Numbers are only part of the story. Early on, I wrote on my “about” page:
While I am a person of faith as a follower of Christ, I hope the blog will be a meeting place for anyone who cares about good literature, who loves books and reading, and wants to talk about ideas that matter. We live in an amazingly diverse mosaic of peoples and ideas which can either be the source of endless conflict or the opportunity for rich engagement with one another across our differences in pursuing together goodness, truth, and beauty in our world. My hope is that this blog will contribute to the latter.
I am encouraged that by and large, both on the blog and the Facebook page, we have cultivated a meeting place that is a pretty good approximation of this description. It feels to me that this is a volatile time, especially around matters that have been part of our political debates and that volatility has occasionally flared up, especially over on Facebook–a medium that is most prone to this. A simple post of the text of Greta Thunberg’s United Nations speech (reading material!) brought out some of the most vicious comments I’ve seen.
Most of the time, we’ve just enjoyed discussing the books we are reading and the quirkiness of those of us who are bibliophiles. My awareness of the diversity of genres people are reading has grown, and I’ve picked up some great ideas of mysteries and science fiction to read from others. While I post a number of reviews of Christian works, others have written about different religious and philosophical texts that have been formative for them. At least we haven’t fought about religion, but rather learned from each other. I was most delighted when several on Facebook commented that our page was the main reason they hadn’t closed their accounts.

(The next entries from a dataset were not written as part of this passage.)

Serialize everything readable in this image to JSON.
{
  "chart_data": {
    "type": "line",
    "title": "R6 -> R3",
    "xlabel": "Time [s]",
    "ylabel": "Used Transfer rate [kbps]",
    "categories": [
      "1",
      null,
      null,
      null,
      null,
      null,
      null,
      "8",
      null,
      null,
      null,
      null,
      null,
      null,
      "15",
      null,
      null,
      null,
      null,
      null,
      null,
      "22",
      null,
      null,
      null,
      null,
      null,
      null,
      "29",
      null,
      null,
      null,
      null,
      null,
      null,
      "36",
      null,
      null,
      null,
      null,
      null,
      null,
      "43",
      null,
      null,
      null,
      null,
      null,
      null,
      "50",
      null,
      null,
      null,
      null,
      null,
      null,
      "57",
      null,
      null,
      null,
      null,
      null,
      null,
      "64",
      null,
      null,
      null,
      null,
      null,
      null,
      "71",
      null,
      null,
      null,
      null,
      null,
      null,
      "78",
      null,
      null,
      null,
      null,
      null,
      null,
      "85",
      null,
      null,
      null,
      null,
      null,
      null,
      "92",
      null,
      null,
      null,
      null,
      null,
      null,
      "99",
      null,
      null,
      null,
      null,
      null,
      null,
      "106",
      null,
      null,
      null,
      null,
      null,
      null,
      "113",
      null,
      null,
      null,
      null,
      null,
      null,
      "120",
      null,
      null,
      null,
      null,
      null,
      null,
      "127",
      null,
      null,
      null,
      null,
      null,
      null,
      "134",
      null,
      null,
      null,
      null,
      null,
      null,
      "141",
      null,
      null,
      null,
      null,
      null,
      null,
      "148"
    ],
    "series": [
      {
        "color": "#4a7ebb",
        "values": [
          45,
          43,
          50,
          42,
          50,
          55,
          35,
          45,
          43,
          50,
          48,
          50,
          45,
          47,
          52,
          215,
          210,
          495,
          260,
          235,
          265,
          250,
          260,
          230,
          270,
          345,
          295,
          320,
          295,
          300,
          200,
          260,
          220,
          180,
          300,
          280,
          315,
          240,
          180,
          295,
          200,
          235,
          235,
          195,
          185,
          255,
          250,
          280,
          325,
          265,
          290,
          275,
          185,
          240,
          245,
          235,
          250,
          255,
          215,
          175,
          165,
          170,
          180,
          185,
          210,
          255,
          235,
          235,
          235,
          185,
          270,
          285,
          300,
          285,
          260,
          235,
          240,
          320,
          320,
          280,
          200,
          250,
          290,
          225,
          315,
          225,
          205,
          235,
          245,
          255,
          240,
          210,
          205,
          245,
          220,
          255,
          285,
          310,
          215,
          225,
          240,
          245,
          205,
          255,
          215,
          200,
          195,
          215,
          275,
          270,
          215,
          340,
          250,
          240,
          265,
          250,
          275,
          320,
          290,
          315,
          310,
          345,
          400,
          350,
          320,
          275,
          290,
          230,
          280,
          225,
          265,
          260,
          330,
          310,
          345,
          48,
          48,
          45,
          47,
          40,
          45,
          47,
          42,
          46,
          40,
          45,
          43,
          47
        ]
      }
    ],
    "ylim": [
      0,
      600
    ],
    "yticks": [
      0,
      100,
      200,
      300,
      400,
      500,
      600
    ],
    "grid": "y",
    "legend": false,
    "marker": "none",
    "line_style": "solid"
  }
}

As for the coming year? I’m in a new job that also involves a blog, social media, and other web media to encourage and equip and network emerging Christian scholars, and much of my creative energies are invested in that project. I’m applying much of what I learned these past years to this job (it might have even helped me get the job!). But here are a few things I want to keep on doing and do better here:
- I love reading and reviewing books, and if there is anything I want to do this year, I want to pay attention to great reviewers, and work at the craft of writing reviews that are both interesting to read, and help you decide whether the book in question is one you want to read.
- I will keep writing about Youngstown. I haven’t run out of things to write about yet and love discovering more about the people and places and institutions of the place where I grew up. Just as our own lives are enriched by our family history, I believe our communal life is enriched by understanding our communal history–what has made us uniquely us!
- I also enjoy learning and writing about everything bookish. I hope I get around to more bookstores this year. I also believe libraries play a critical role in fostering reading among both children and adults and an increasingly important role as a “third place” in our culture. I’ll continue to explore the quirky qualities that make us bibliophiles, and hopefully help us laugh at ourselves, something we all need.
- I was warned recently about writing about religion and politics. I happen to think there is nothing more important than how we answer the “big questions” of life, whether they concern what we believe to be really real, or how we order our relations and priorities in society. I strive to be neither a proselytizer nor a partisan. Whether in religion or in political discussion, I hope we can reclaim a civil public square from the trolls, the gaslighters, the echo chambers, and the partisans. I hope to moderate and write (when I do) toward that end! When we can’t engage civilly and substantively around the big questions and the common good, we surrender our culture to the demagogues and the power-mongers.
That’s it, as far as I can see, although you never know what comes along. Thanks for coming along with me this far. I’m looking forward to some great books in 2020 and I wish for you the same!